Finding a compromise to end the long-running impasse over the Northern Ireland Protocol “isn’t rocket science,” Bertie Ahern, the former Irish Taoiseach told UK lawmakers on Monday, adding that it was “beyond comprehension” it could not be resolved.
Giving evidence to UK lawmakers on the House of Commons Northern Ireland committee, Ahern pointed to the peace process that culminated in the Good Friday Agreement in 1998.
“When you think of the things that we resolved, we got the IRA to decommit their arms, we released prisoners … we reformed the old RUC to now a very competent international PSNI,” he said.
Now “we can’t find a way of working out how sausages and rashers” can move between Great Britain and Northern Ireland.
“It’s beyond comprehension, there has to be a solution that is unique to Northern Ireland,” he added.
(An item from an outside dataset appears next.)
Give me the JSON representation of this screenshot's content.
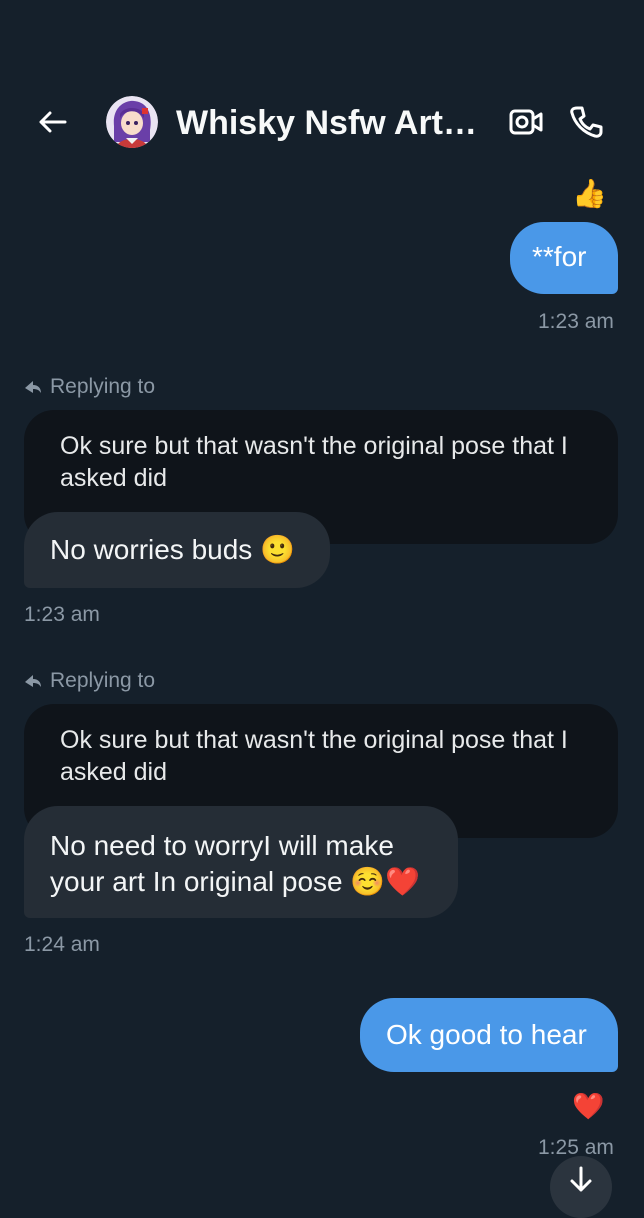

Northern Ireland has been in political deadlock since March when the DUP, which supports Northern Ireland’s remaining part of the UK, walked out of the power-sharing government in Belfast.
It has since refused to form a government with Sinn Fein, which won May’s assembly elections until its concerns about the Northern Ireland protocol are met. Under the Good Friday Agreement, the two largest parties representing the national and unionist communities must be part of the government.
Ahern told MPs that while unionist concerns “cannot be railroaded” their demands, such as the scrapping of the abolition, “can’t be fully adhered to”.